Proteins are a crucial component of our body. It is always difficult to make rankings but if you want a ranking I would say that proteins make the number 1 place in terms of importance. A protein consist of long sequence of amino acids, there are 20 different of them that can be combined in very many ways to form a protein, and yes, they are the result of the transcription of the DNA code in our genome into (messenger) RNA that is turned into a specific protein by a ribosomes in our cells.
The sequence of the amino acids is very important because it results in very specific folding of the protein (see the ribbon like structures in the image). Understanding this folding means to understand the protein since the folding gives a “shape” to the protein and this “shape” is what makes the protein able to connect to other molecules. Viruses and bacteria attack specific proteins in the cell membrane and drugs work by creating a sort of shield that does not allow the noxious agent to attach to the protein.
Today, and more so in the future drugs are being designed using computers looking for places in proteins (our and the ones of bacteria/viruses) where it can be effective.
he problem is that working out the folding of a protein is extremely difficult and requires supercomputers support.
Back in 2005 a software -Rosetta Commons- was released by Baker Labs at University of Washington to harvest the processing power of computers al around the world and by 2016 it comprised over sixty thousands volunteer computers (from privates people) delivering an average of 210 TeraFLOPS. If you want to participate in the project –Rosetta@Home– take a Rosetta tutorial.
The Human Proteome project is aiming at creating an atlas of all the proteins we have in our body and part of this endeavour is to identify their folding.
Now Google has announced that DeepMind can be used to predict the folding of proteins, thus greatly accelerating the study of the human proteome and the research form new drugs.
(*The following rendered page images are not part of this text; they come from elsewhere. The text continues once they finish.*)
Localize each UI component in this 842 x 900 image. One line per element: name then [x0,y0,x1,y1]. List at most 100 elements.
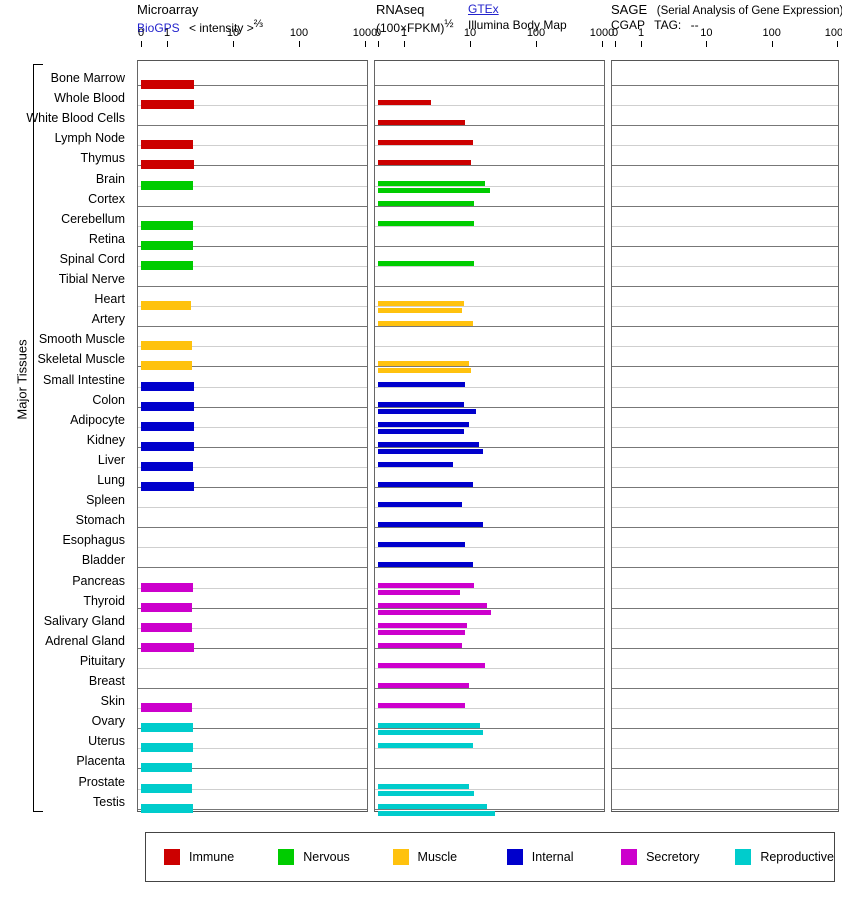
tissue-label-testis[interactable]: Testis [93,794,125,809]
bar-microarray-colon[interactable] [141,401,195,411]
bar-rnaseq-salivary-gland[interactable] [378,629,466,635]
bar-rnaseq-lung[interactable] [378,482,473,487]
bar-microarray-adrenal-gland[interactable] [141,642,195,652]
bar-microarray-liver[interactable] [141,461,194,471]
legend-item-internal[interactable]: Internal [489,849,603,865]
tissue-label-skeletal-muscle[interactable]: Skeletal Muscle [37,352,125,367]
bar-rnaseq-heart[interactable] [378,308,462,314]
bar-microarray-skin[interactable] [141,703,193,713]
tissue-label-pituitary[interactable]: Pituitary [79,653,125,668]
bar-rnaseq-heart[interactable] [378,301,464,307]
tissue-label-retina[interactable]: Retina [88,231,125,246]
tissue-label-heart[interactable]: Heart [94,292,125,307]
tissue-label-adipocyte[interactable]: Adipocyte [70,412,125,427]
bar-rnaseq-kidney[interactable] [378,448,483,454]
bar-rnaseq-pancreas[interactable] [378,582,474,588]
bar-rnaseq-colon[interactable] [378,401,464,407]
bar-microarray-adipocyte[interactable] [141,421,195,431]
tissue-label-bladder[interactable]: Bladder [81,553,125,568]
bar-rnaseq-thymus[interactable] [378,160,472,166]
bar-rnaseq-thyroid[interactable] [378,609,492,615]
bar-rnaseq-liver[interactable] [378,461,453,467]
bar-rnaseq-cortex[interactable] [378,200,474,206]
bar-rnaseq-thyroid[interactable] [378,602,487,608]
tissue-label-lung[interactable]: Lung [97,473,125,487]
tissue-label-prostate[interactable]: Prostate [78,774,125,789]
bar-rnaseq-colon[interactable] [378,408,477,414]
bar-rnaseq-kidney[interactable] [378,441,479,447]
tissue-label-spinal-cord[interactable]: Spinal Cord [59,251,125,266]
legend-item-secretory[interactable]: Secretory [603,849,717,865]
bar-microarray-brain[interactable] [141,180,194,190]
tissue-label-adrenal-gland[interactable]: Adrenal Gland [45,633,125,648]
legend-item-nervous[interactable]: Nervous [260,849,374,865]
tissue-label-kidney[interactable]: Kidney [86,432,125,447]
bar-rnaseq-skeletal-muscle[interactable] [378,361,469,367]
tissue-label-lymph-node[interactable]: Lymph Node [54,131,125,146]
bar-microarray-skeletal-muscle[interactable] [141,361,193,371]
bar-rnaseq-adipocyte[interactable] [378,421,469,427]
bar-microarray-heart[interactable] [141,301,191,311]
bar-rnaseq-spinal-cord[interactable] [378,260,474,266]
tissue-label-stomach[interactable]: Stomach [75,513,125,528]
bar-microarray-lymph-node[interactable] [141,140,194,150]
bar-rnaseq-prostate[interactable] [378,783,469,789]
tissue-label-small-intestine[interactable]: Small Intestine [43,372,125,387]
tissue-label-breast[interactable]: Breast [88,674,125,688]
tissue-label-liver[interactable]: Liver [97,452,125,467]
tissue-label-esophagus[interactable]: Esophagus [62,533,125,548]
bar-rnaseq-ovary[interactable] [378,730,483,736]
bar-rnaseq-esophagus[interactable] [378,542,466,548]
bar-microarray-smooth-muscle[interactable] [141,341,193,351]
tissue-label-brain[interactable]: Brain [95,171,125,186]
legend-item-reproductive[interactable]: Reproductive [717,849,834,865]
bar-rnaseq-small-intestine[interactable] [378,381,466,387]
tissue-label-tibial-nerve[interactable]: Tibial Nerve [58,272,125,286]
cgap-source-label[interactable]: CGAP [611,18,645,32]
tissue-label-smooth-muscle[interactable]: Smooth Muscle [38,332,125,347]
bar-rnaseq-artery[interactable] [378,321,473,327]
bar-microarray-prostate[interactable] [141,783,193,793]
bar-rnaseq-cerebellum[interactable] [378,220,474,226]
bar-rnaseq-brain[interactable] [378,187,490,193]
bar-rnaseq-adipocyte[interactable] [378,428,464,434]
bar-rnaseq-breast[interactable] [378,683,469,688]
bar-rnaseq-lymph-node[interactable] [378,140,473,146]
bar-rnaseq-stomach[interactable] [378,522,484,528]
bar-rnaseq-testis[interactable] [378,810,496,816]
bar-rnaseq-spleen[interactable] [378,502,462,508]
bar-microarray-lung[interactable] [141,482,195,491]
bar-rnaseq-uterus[interactable] [378,743,473,749]
bar-microarray-thymus[interactable] [141,160,195,170]
bar-rnaseq-pancreas[interactable] [378,589,460,595]
tissue-label-artery[interactable]: Artery [91,312,125,327]
bar-rnaseq-salivary-gland[interactable] [378,622,467,628]
bar-rnaseq-adrenal-gland[interactable] [378,642,462,648]
bar-rnaseq-white-blood-cells[interactable] [378,120,466,126]
tissue-label-whole-blood[interactable]: Whole Blood [54,91,125,106]
bar-microarray-retina[interactable] [141,240,194,250]
bar-rnaseq-prostate[interactable] [378,790,474,796]
tissue-label-thymus[interactable]: Thymus [80,151,125,166]
bar-microarray-uterus[interactable] [141,743,194,753]
tissue-label-colon[interactable]: Colon [92,392,125,407]
tissue-label-uterus[interactable]: Uterus [88,734,125,749]
tissue-label-ovary[interactable]: Ovary [91,714,125,729]
legend-item-muscle[interactable]: Muscle [375,849,489,865]
bar-microarray-placenta[interactable] [141,763,193,773]
bar-microarray-spinal-cord[interactable] [141,260,194,270]
bar-microarray-cerebellum[interactable] [141,220,194,230]
tissue-label-skin[interactable]: Skin [100,694,125,709]
bar-microarray-kidney[interactable] [141,441,195,451]
tissue-label-salivary-gland[interactable]: Salivary Gland [43,613,125,628]
bar-microarray-bone-marrow[interactable] [141,80,195,89]
bar-rnaseq-testis[interactable] [378,803,487,809]
bar-rnaseq-whole-blood[interactable] [378,100,432,106]
tissue-label-thyroid[interactable]: Thyroid [83,593,125,608]
tissue-label-white-blood-cells[interactable]: White Blood Cells [26,111,125,126]
legend-item-immune[interactable]: Immune [146,849,260,865]
bar-microarray-pancreas[interactable] [141,582,194,592]
bar-rnaseq-skeletal-muscle[interactable] [378,368,472,374]
bar-microarray-whole-blood[interactable] [141,100,195,110]
tissue-label-placenta[interactable]: Placenta [76,754,125,769]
Predicting the folding by looking at the amino acids sequence is extremely complex since each one interacts with all the others and as protein folds the strength of each on the other changes.
So far evaluating the possible foldings of a protein is a trial and error endeavour. By using artificial intelligence to get hints on possible folding means to greatly reduce the number of trials.
DeepMind has been trained using the large, and growing, amount of data on genome sequencing. These data have been analysed by DeepMind using deep learning techniques resulting in AlphaFold, the program that can be used to predict the possible folding of a protein with a given amino acids sequence. The program was entered into the CASP (Critical Assessment of Structure Prediction) competition and was ranked first! (AlphaFold is labelled A7D in the contestants’ list).
This is just one more area where artificial intelligence is taking an edge on us… What is impressive is that the intelligence is resulting from the capability of the machine to learn from data, rather than from been programmed.